Re: XML errata

At 05:43 PM 10/22/99 +0800, anne brueggemann-klein wrote:
>Hi Tim, Michael, or whoever else is reading this,

Hi Anne, Hi Derick!

>  1. The 4th paragraph of section 2.4 says that , in the content of elements,
>     character data is any string of characters which does not contain the start-delimiter
>     of any markup. Rule [14] for Character Data, however, says that character data
>     cannot contain '<', '&', nor ']]>'. The latter is excluded from CDATA section,
>     but should be allowed in "normal" character data, shouldn't it?

No, it's explicitly excluded.  I'm pretty sure we inherited this from SGML
and had to have it to retain compatibility.  It's also generally good 
practice (unlike some other things we inherited from SGML).

>  2. The grammar of XML is ambiguous in rules [47]-[50], because the children
>     content spec (XXX) can be viewed as a unary choice and a unary seq.

Right.  This is a known erratum and will show up when the list is
updated.

>I've enjoyed reading the spec very much.
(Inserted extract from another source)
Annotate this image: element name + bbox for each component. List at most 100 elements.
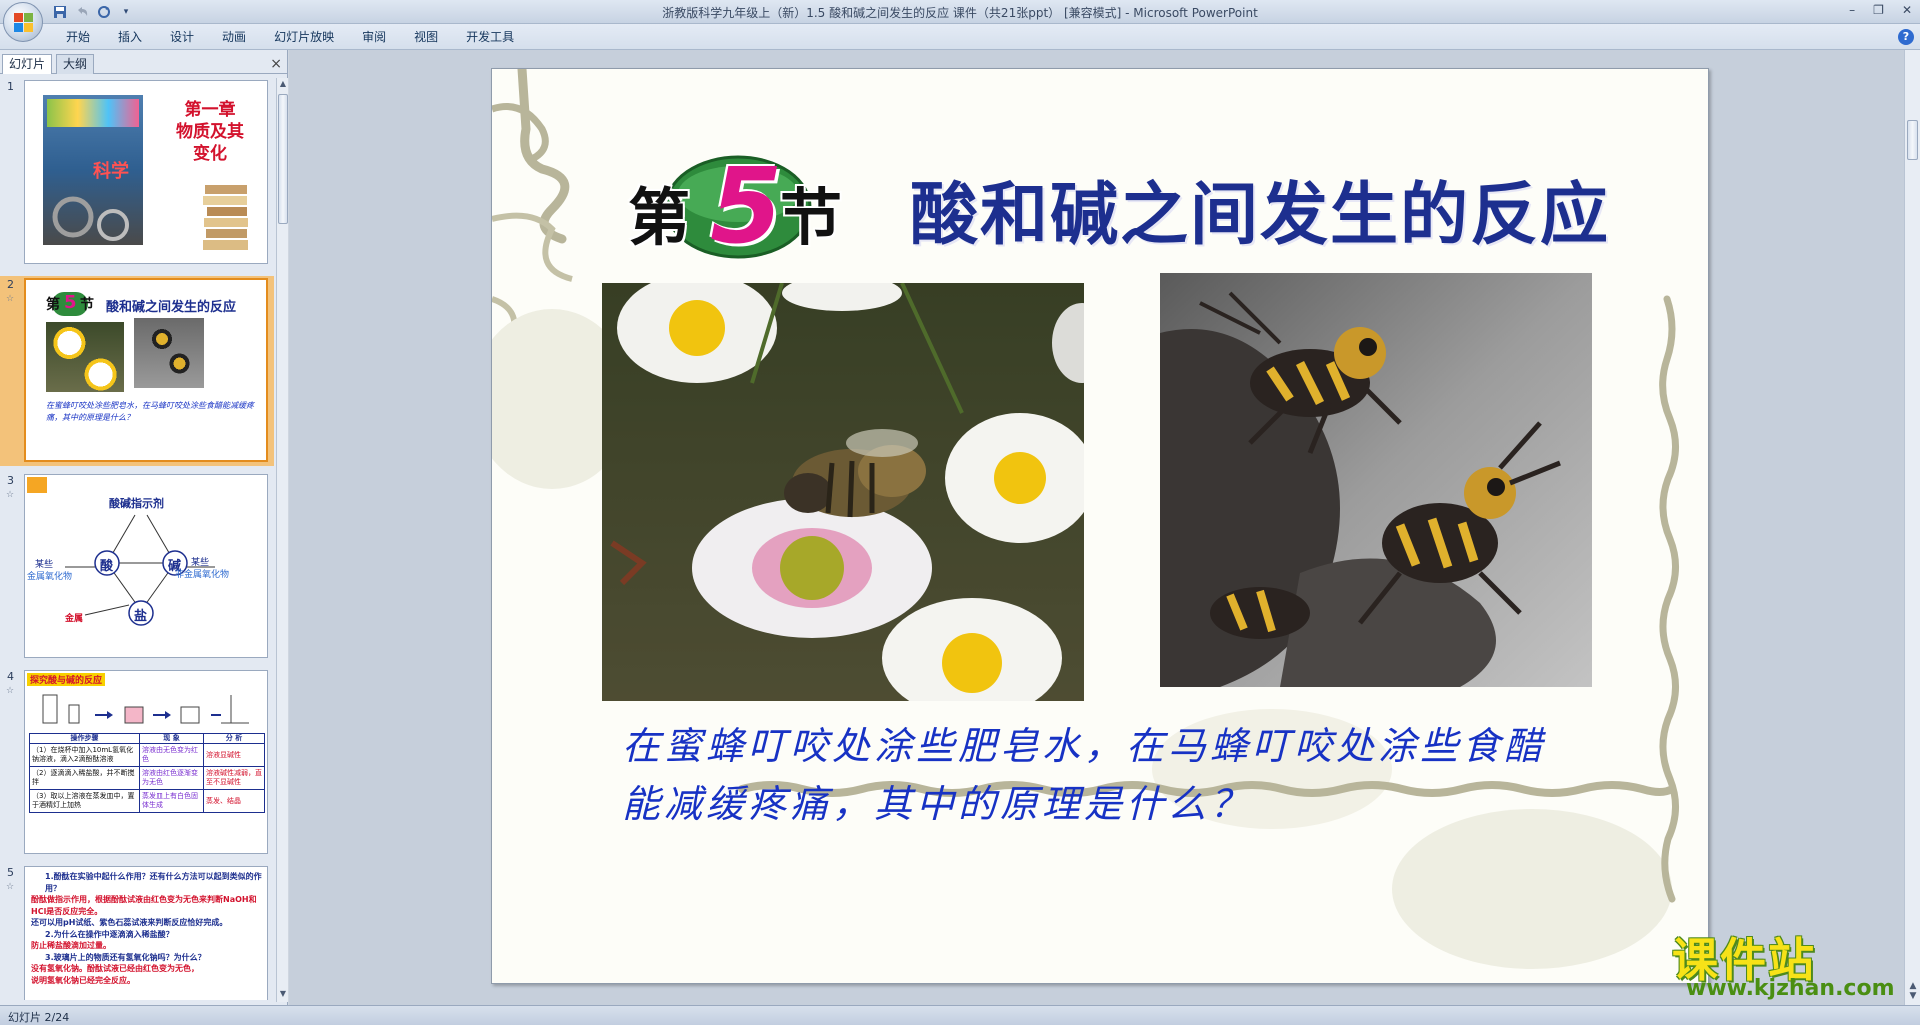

Especially, I am much relieved at the simple way
>XML handles white space. But it raises a question: Is that compatible with SGML?
>I'm sure this question has come up before, so I am hoping for a 'canned' answer
>that won't cause you too much trouble...

That's a good question, and I think we're OK because it turns out that
nobody understands what SGML's rules really are.  E.g. James Clark and
Charles Goldfarb have been known to disagree.  Charles says "white
space caused by markup is ignored" but it is devilishly difficult to
write down in a comprehensible, computable way what "caused by markup"
means (we think they really meant "caused by prettyprinting" but that's
not what it said).  The XML committee tried to find some simple rules but 
couldn't.  So we officially concluded that no white space was in any 
meaningful sense "caused by markup" and we claim we're conforming to 8879.  
Charles and the SGML community grumbled a bit initially but have reconciled 
themselves, among other things at least people can understand the XML rules! 
-Tim

Received on Friday, 22 October 1999 12:42:40 UTC